Below is the confusion matrix 
 [[84 14 54  0]
 [18 40 84  6]
 [ 4 47 79 16]
 [ 0 59 75 27]]


Confusion matrix shows that our model's prediction is not very accurate. Our model high misidentification count (False Positive + False Negative) was (55+8 = 63) for classes 1 and 2,the misidentification count was the highest(69+20 = 89) and for classes 2 and 3, misidentification count was (61+25 = 86).

In [0]:
n_accuracy = ACC_evaluator.evaluate(results3)
print("The accuracy of the Naive Bayes classifier is {}".format(n_accuracy))

n_f1 = f1_evaluator.evaluate(results3)
print("F1 Score is {}".format(n_f1))

n_precision = precision_evaluator.evaluate(results3)
print("Precision is {}".format(n_precision))

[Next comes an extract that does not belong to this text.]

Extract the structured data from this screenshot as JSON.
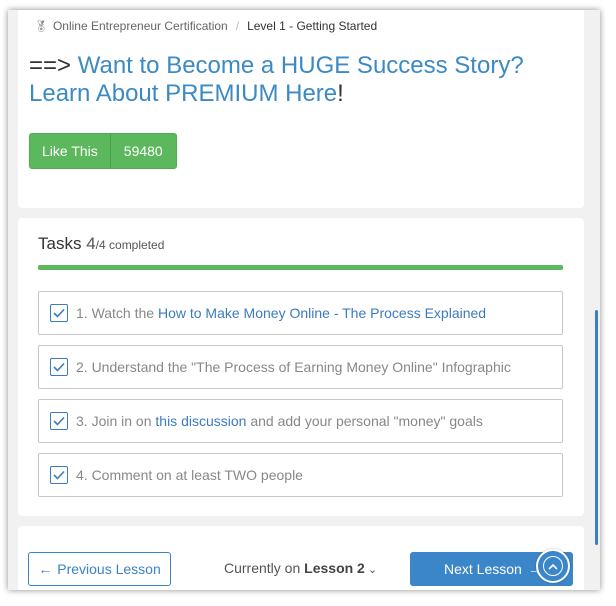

n_recall = recall_evaluator.evaluate(results3)
print("Recall is {}".format(n_recall))

The accuracy of the Naive Bayes classifier is 0.37891268533772654
F1 Score is 0.3813590927417984
Precision is 0.7924528301886793
Recall is 0.7924528301886793


In [0]:
sanityCheckRam(results3.groupBy('prediction').agg(F.avg('ram').alias('ramAvg')),'ramAvg').display()

prediction,ramAvg,Sanity
0.0,678.1509433962265,0
1.0,2388.4125,2
3.0,3148.285714285714,3
2.0,2367.945205479452,2


According to the sanity check function defined in the program, if ram is below 1000, it should be in class 0, if it is between 1000 and 2000 it should be in class 1, between 2000 and 3000, it should be in class 2 otherwise class 3. If we pass the avgRam value of our predictions to the sanity check function, we can see that we are getting accurate results, as the sanity value does not match our prediction which proves that the model has failed.

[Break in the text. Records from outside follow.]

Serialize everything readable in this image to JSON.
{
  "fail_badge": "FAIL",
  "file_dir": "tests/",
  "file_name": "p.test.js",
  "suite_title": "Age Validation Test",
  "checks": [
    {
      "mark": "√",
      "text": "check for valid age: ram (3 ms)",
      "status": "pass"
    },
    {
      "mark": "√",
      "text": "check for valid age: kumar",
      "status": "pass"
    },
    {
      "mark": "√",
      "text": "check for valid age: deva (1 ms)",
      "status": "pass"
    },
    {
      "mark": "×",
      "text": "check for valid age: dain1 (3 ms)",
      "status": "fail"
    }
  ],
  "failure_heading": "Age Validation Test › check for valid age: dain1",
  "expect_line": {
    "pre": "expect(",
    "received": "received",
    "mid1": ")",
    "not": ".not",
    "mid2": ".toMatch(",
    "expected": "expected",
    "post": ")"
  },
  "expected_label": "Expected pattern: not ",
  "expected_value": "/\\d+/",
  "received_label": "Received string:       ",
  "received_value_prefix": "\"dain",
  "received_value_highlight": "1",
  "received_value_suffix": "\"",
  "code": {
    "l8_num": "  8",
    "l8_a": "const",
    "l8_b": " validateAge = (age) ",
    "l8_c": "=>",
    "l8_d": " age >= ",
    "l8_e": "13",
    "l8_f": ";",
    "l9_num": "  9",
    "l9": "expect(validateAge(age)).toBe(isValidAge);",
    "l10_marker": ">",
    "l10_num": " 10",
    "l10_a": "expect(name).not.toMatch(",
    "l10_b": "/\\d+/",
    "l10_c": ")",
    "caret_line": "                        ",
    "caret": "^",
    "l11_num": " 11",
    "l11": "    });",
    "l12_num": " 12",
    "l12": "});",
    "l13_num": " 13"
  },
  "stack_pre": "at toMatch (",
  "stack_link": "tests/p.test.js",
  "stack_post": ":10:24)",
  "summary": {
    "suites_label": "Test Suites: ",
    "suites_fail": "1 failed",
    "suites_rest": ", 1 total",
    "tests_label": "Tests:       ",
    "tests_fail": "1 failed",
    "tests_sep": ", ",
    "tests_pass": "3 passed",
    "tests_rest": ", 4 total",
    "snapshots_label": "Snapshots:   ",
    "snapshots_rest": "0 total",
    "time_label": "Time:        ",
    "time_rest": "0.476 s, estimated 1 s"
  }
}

###Model Comparison for Classification models

In [0]:
spark = SparkSession.builder.getOrCreate()
 
columns = ['Model Name', 'Accuracy']
vals = [('Decision Tree', (d_accuracy*100)), ('Random Forest', (r_accuracy*100)),('Naive Bayes', (n_accuracy*100))]
 
df = spark.createDataFrame(vals, columns)
display(df)

Model Name,Accuracy
Decision Tree,84.01976935749587
Random Forest,80.56013179571664
Naive Bayes,37.89126853377265


#####After comparing all the models, we can see that the Navie Bayes model performs very poorly compared to other 2 models. 
#####Since the decision tree models is giving the highest accuracy, precision, recall and F1 score this model can be used for deployment and real world prediction.

###Business Conclusion

#####Based on our analysis, mobile features used in model creation are very important deciding factors while estimating the price range for the device. 
#####Based on our statistical analysis, features like battery power, clock speed, internal memory, number of cores, ram are the most important features for prediction.
#####For any company entering the market can use this machine learning model to estimate the price range for their device based on these features. 
#####This is a very significant problem which is solved using machine learning and can be used by the industry to predict price range for any device.